Durch immensen Flächenverbrauch und durch eine Landwirtschaft, die durch immer schwerere Maschinen den Boden verdichtet, geht immer mehr fruchtbarer Boden verloren. Besonders durch die Versiegelung von Flächen sind die Böden unwiederbringlich verloren, da sie abgetragen und mit
Baukies ersetzt werden. Die konventionelle Landwirtschaft reduziert zudem durch den Einsatz von Herbiziden und Pestiziden die Bodenlebewesen. Dadurch nimmt der Humusgehalt immer weiter ab und die Bodenorganismen verhungern. Wendende Bodenbearbeitung (Pflügen) führt zu einer Verwerfung der Bodenschichten. Da Bodenlebewesen immer auf bestimmte Bodenschichten spezialisiert sind, wird deren Lebensraum verändert und die Effektivität der „Bodenarbeiter“ gesenkt.
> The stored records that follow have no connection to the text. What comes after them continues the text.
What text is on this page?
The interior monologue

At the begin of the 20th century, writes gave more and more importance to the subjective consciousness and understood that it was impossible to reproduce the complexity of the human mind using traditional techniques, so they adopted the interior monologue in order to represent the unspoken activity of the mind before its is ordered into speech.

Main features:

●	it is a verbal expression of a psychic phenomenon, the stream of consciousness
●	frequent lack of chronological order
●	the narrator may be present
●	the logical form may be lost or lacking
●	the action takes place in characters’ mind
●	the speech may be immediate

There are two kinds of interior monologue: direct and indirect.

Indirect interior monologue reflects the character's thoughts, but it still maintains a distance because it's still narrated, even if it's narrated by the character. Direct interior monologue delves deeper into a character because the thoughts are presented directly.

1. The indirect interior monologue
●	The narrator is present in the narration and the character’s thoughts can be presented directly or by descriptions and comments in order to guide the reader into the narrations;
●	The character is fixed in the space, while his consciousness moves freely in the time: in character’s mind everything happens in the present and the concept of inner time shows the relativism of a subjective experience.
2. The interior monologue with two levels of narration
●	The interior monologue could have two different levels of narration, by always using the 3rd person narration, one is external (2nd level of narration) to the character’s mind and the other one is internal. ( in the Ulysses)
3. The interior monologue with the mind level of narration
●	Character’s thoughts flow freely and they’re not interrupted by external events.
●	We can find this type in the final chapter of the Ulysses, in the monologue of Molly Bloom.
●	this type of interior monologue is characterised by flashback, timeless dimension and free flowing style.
Florian Schwinn verglich es mit einem Sturm, der in jedem Jahr das Dach eines Hauses wegreißt. Der Einsatz schwerer Maschinen zur Bearbeitung und Ernte führt zu tiefen Verdichtungen der Böden, die nicht mehr aufgearbeitet werden können.
Der strickte Anbau von Monokulturen führt außerdem zu starker Erosion, da große Ackerflächen zwischen den Kulturen und nach der Ernte über längere Zeiträume brach liegen. Es entstehen Erosionsrinnen oder Winderosionen nach der Ernte. Die Humusschicht ist dann unwiederbringlich durch Wind oder Wasser verloren und kann nur mit viel Arbeit wieder aufgebaut werden.
Dass es andere Möglichkeiten des Anbaus gibt zeigen Beispiele aus der Biolandwirtschaft weltweit. Eine ständige Bedeckung des Bodens schützt die Organismen und sorgt für Humusaufbau. Die Bodenlebewesen danken dies, indem sie dazu beitragen, strukturstabile und nährstoffreiche Böden zu erhalten bzw. zu bilden. Außerdem speichern sie Wasser in Trockenzeiten, das dann an die Pflanzen abgegeben werden kann. In dieser gesunden Symbiose mit den Mikroorgansimen können Pflanzen nährstoffreich und gesund ohne chemische Düngung, Pestizide und mit wenig oder gar keiner Bewässerung wachsen und damit unsere Ernährung sichern. Anschaulich zeigte Schwinn einen biologisch angebauten Maisacker auf humosem, gesunden Boden im trockenen Sommer 2018, der viel größere und gesündere Pflanzen wachsen ließ, als der Maisacker eines konventionell arbeitenden Bauers wenige Meter nebenan. Nicht zuletzt führt eine Erhöhung des Humusgehaltes außerdem zu einer umfangreichen Einlagerung von CO2, was sich positiv auf den Klimawandel auswirken würde.
Nach dem Vortrag entwickelte sich eine lebhafte Diskussion, an der sich auch Landwirte (sowohl konventionell als auch ökologisch wirtschaftende) beteiligten. Dass darüber hinaus auch viele Menschen ohne landwirtschaftlichen Hintergrund teilnahmen, zeigte, dass die Brisanz dieses Themas vielen Menschen an der Bergstraße bewusst ist. Denn wenn das Leben unter unseren Füßen stirbt, dann wird sich der Mensch nicht mehr lange von diesem Boden ernähren können. Die Arbeitsgruppe Ernährung und Landwirtschaft des Klimabündnis wird zum Thema weiter diskutieren, um Lösungsmöglichkeiten bei uns im Kreis Bergstraße zu finden.